I couldn’t pull enough air down into my lungs. I wished time would go backwards– back before Ben went away, back before they shot him, back the way it was yesterday.
“His brain? Is he paralyzed?” Amy Jones asked.
“Don’t know yet,” Grandpa whispered.
“What’s par-a-lized?” Lali asked. “Is it a pair of limes?”
“They want to know if he can walk,” I said.
“Course Ben can walk,” Lali declared.
“He’s in a coma,” Grandpa said. “They won’t bring him out of it until his brain heals some.” (22)

Fourteen year old Cam O’Mara can’t believe that his bull rider of a brother Ben has gone and gotten himself injured in the Iraq war. His parents neglect to inform him of the extent of his injuries, causing Cam to have quite a shock when Ben finally comes home. Stress at home leads to stress at school, as Cam’s grades start slipping and his friends don’t understand what he’s going through.

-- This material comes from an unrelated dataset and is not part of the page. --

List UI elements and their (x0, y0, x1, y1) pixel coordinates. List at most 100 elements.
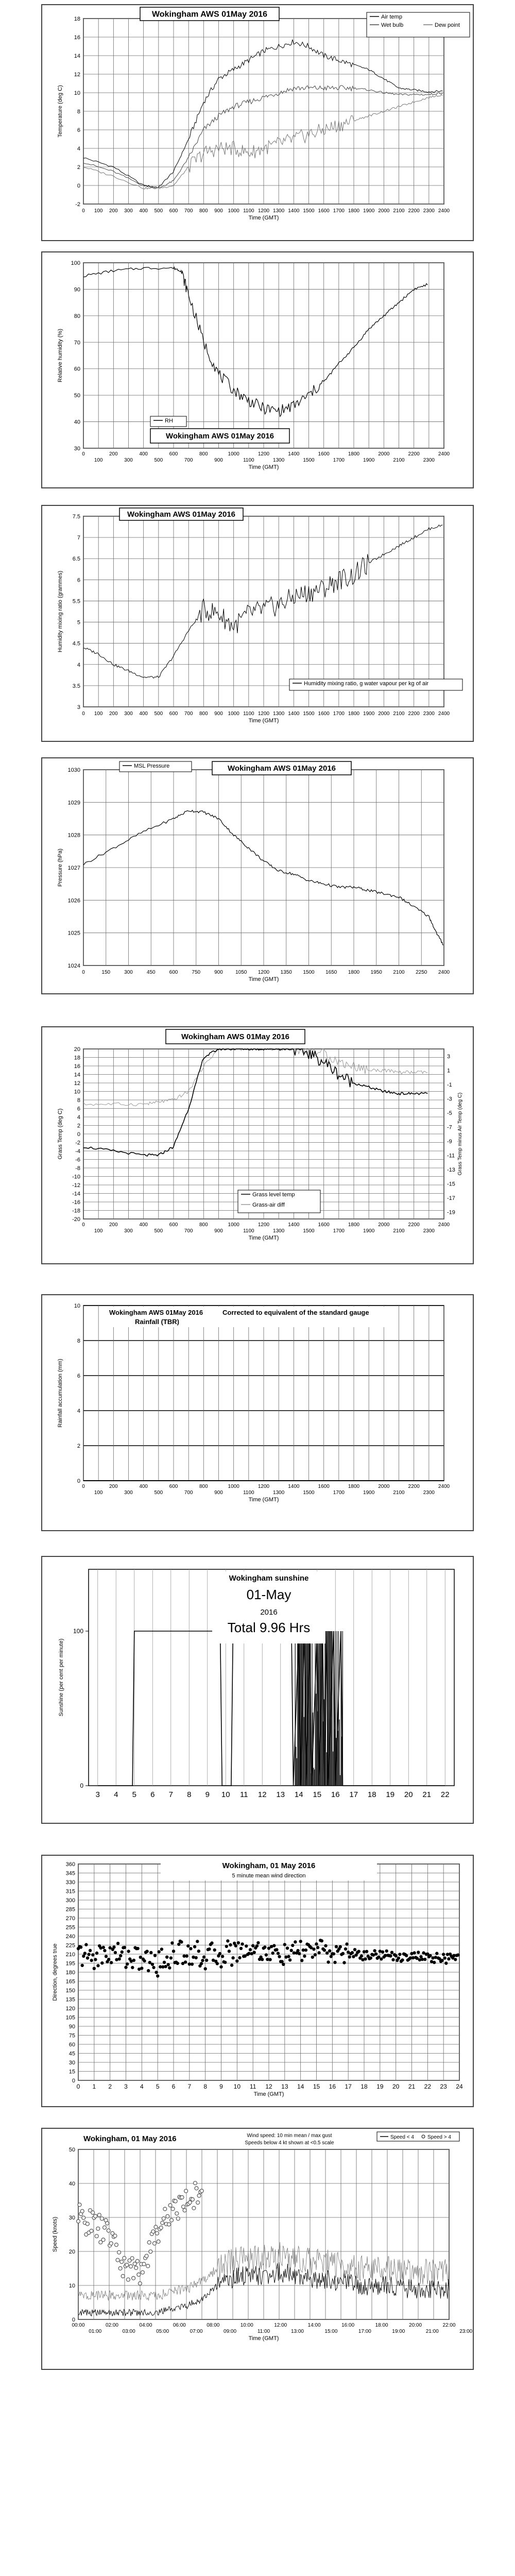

Instead of skateboarding, Cam finds himself suddenly drawn to bull riding as his brother struggles with accepting his injuries. With a $15,000 prize on the line for riding a monster of a bull called Ugly, will Cam be able to solve the family’s problems?

I think it’s interesting how many books are coming out recently where there is a family member who is injured or dies in the war. Operation Yes, Back Home, and now Bull Rider, just to name a few. Just like what I said about Back Home, I enjoyed the way Suzanne Morgan Williams portrayed not only Cam but also his brother and the rest of the family. Ben becomes depressed and is definitely struggling with accepting his new condition, and it’s intriguing to witness both his and Cam’s reactions. Grandma and Lali (the younger sister) are the comic relief, but it never goes overboard or strays from the core plot. The ending provides readers with the triumph of what they were routing for but the realism that it’s not going to happen the way you would like it to end. The love and thrill of the bull are evident in this piece, and Williams did an excellent job of portraying a down on their luck farming family and how they, along with the community, come together.